Hypocrisy, thy name is Tim

Money talks, bullshit walks. My goodness, the administration is speedwalking lately! Neil Barofsky on why Ed DeMarco won’t be fired:

Although one can argue whether principal reductions are the right way to address the ongoing housing slump – I have championed principal reductions for years but acknowledge that there are passionate arguments on both sides of the issue – no one should be fooled that the administration’s entreaties to DeMarco are anything but political posturing. As I recount in my recently released book, Bailout, during my time as the special inspector general in charge of oversight of the TARP bailouts, Treasury Secretary Timothy Geithner, using the same justifications now offered by DeMarco, consistently blocked efforts to use TARP funds already designated for homeowner relief through a principal reduction program that could have a meaningful impact on the overall economy.

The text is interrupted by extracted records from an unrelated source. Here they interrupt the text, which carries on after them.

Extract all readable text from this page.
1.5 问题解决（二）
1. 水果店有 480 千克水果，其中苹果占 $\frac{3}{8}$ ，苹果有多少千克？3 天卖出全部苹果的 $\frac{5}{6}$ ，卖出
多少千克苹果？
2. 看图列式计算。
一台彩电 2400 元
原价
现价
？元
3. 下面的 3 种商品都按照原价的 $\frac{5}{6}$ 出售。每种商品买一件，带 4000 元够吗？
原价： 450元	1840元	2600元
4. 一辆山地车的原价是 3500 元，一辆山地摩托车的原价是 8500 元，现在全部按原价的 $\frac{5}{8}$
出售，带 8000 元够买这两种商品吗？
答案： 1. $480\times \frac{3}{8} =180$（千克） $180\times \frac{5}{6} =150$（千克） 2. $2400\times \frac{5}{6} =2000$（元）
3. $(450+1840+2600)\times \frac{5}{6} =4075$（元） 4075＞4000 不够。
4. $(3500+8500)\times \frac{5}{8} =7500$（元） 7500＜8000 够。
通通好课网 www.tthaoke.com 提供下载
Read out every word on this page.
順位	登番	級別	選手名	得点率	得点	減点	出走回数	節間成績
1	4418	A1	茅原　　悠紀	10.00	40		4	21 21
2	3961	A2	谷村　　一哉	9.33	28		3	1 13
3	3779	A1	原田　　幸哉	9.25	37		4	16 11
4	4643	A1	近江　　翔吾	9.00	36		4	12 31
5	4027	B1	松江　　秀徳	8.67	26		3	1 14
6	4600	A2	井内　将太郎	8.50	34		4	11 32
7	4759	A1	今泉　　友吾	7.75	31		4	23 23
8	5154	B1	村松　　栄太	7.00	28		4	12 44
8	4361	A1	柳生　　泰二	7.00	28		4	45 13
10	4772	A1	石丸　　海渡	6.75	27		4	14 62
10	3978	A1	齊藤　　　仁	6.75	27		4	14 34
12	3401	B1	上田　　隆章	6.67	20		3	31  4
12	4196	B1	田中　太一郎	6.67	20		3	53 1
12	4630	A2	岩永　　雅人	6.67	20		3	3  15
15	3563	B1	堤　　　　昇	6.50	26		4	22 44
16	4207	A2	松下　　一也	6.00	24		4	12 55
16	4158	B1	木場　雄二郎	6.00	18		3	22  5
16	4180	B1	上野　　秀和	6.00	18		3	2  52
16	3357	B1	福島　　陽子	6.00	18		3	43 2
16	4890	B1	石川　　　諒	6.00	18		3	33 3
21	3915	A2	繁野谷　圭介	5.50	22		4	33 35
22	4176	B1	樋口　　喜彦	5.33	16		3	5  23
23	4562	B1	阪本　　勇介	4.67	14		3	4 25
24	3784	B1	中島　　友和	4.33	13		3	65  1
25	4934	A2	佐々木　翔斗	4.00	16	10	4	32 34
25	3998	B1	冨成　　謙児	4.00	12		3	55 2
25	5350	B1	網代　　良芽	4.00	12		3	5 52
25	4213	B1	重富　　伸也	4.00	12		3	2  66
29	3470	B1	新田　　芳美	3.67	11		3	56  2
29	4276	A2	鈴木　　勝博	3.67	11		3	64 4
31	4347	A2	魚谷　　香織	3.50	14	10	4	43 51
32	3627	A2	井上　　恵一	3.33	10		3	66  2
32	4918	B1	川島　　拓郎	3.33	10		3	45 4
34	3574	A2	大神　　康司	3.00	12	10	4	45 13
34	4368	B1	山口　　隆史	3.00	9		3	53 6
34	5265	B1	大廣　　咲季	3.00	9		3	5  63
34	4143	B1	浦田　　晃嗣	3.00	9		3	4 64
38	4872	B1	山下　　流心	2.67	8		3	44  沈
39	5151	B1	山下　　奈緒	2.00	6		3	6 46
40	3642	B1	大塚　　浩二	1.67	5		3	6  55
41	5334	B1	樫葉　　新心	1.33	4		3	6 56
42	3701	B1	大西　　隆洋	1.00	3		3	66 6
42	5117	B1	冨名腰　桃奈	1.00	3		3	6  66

For example, in 2009, $50 billion in TARP funds had been committed to help homeowners through the Home Affordable Modification Program (HAMP), a program that the president announced was intended to help up to 4 million struggling families stay in their homes through sustainable mortgage modifications. Hundreds of billions more were still available and could have been used by the White House and the Treasury Department to help support a massive reduction in mortgage debt. But Geithner avoided this path to a housing recovery, explaining that he believed it would be “dramatically more expensive for the American taxpayer, harder to justify, [and] create much greater risk of unfairness.” Treasury amplified that argument in 2010, after it reluctantly instituted a weak principal reduction program in response to overwhelming congressional pressure. That program incongruously left it to the largely bank-owned mortgage servicers (and to Fannie and Freddie) to determine if such relief would be implemented. In response to our criticism that the conflicts of interest baked into the program would render it ineffective unless principal reduction was made mandatory (when in the best interests of the holder of the loan), Treasury reinforced Geithner’s early statements, refusing to do so primarily because of fears of a lurking danger: the ”moral hazard of strategic default.” The message was clear: No way, no how would Treasury require principal reduction, even when Treasury’s analysis indicated it would be in the best interest of the owner, investor or guarantor of the mortgage.


Indeed, at every critical juncture at which Treasury could have unilaterally implemented meaningful principal reduction, the same argument now presented by DeMarco was hauled out as an excuse for inaction.


Which is why it should not be surprising that rather than engage in bold action, such as replacing DeMarco with a recess appointment, the administration has responded with only a letter that seems primarily intended to distract attention from its own failed policies. The truth is that the administration – whether through principal reduction or otherwise – has never prioritized coming up with an effective approach to helping homeowners and reviving the housing market, even when it had a multi-hundred-billion-dollar TARP war chest at its disposal.


By late 2009, it was becoming apparent that HAMP would never come close to its stated goals. The program was designed poorly, and Treasury refused to hold the banks accountable for the abuses to which they subjected homeowners in the program. In one meeting I attended, after Secretary Geithner was pressed about the flaws in the HAMP program, he justified Treasury’s actions by explaining that the program would “foam the runway” for the banks by extending out the foreclosure crisis over time. In other words, Treasury was far more concerned with using HAMP to soften the blow of the housing crisis for the banks – just as the FAA once recommended spreading protective foam over a landing strip to prevent a disastrous crash of a malfunctioning airplane – than with helping millions of struggling homeowners. Now, three years later, with a tightening presidential election and a Democratic base disillusioned by the government’s abandonment of its promise to help homeowners (less than 8 percent of the funds originally allocated in TARP for foreclosure relief has actually been spent), Geithner and the administration would like to present themselves as having undergone a conversion.


Let’s be very clear about what is going on here. This is not a conversion – it is a political convenience. Geithner may well be correct when he wrote in a letter to DeMarco that an effective principal reduction program would “help repair the nation’s housing market” and that the refusal to do so is not “in the best interest of the nation,” but it is his own policies that are primarily to blame for where we are today.


As we enter the final phase of the election campaign, we need to end the meaningless political posturing and recognize that as a country we have severely mishandled the housing crisis. It may be a fair debate whether we should have gone with the “all in” approach that I and others have advocated or the “do nothing and let the market find its natural bottom” approach advocated by many conservatives. There should, though, be little question that the chosen policy – a “foam the runway” approach that assisted the banks and only a fraction of the homeowners that could have benefited – has been a failure and has left us stuck in economic mediocrity. Geithner wrote this week to Demarco: “You have the power to help more struggling homeowners and help heal the remaining damage from the housing crisis.” If only he had heeded his own advice.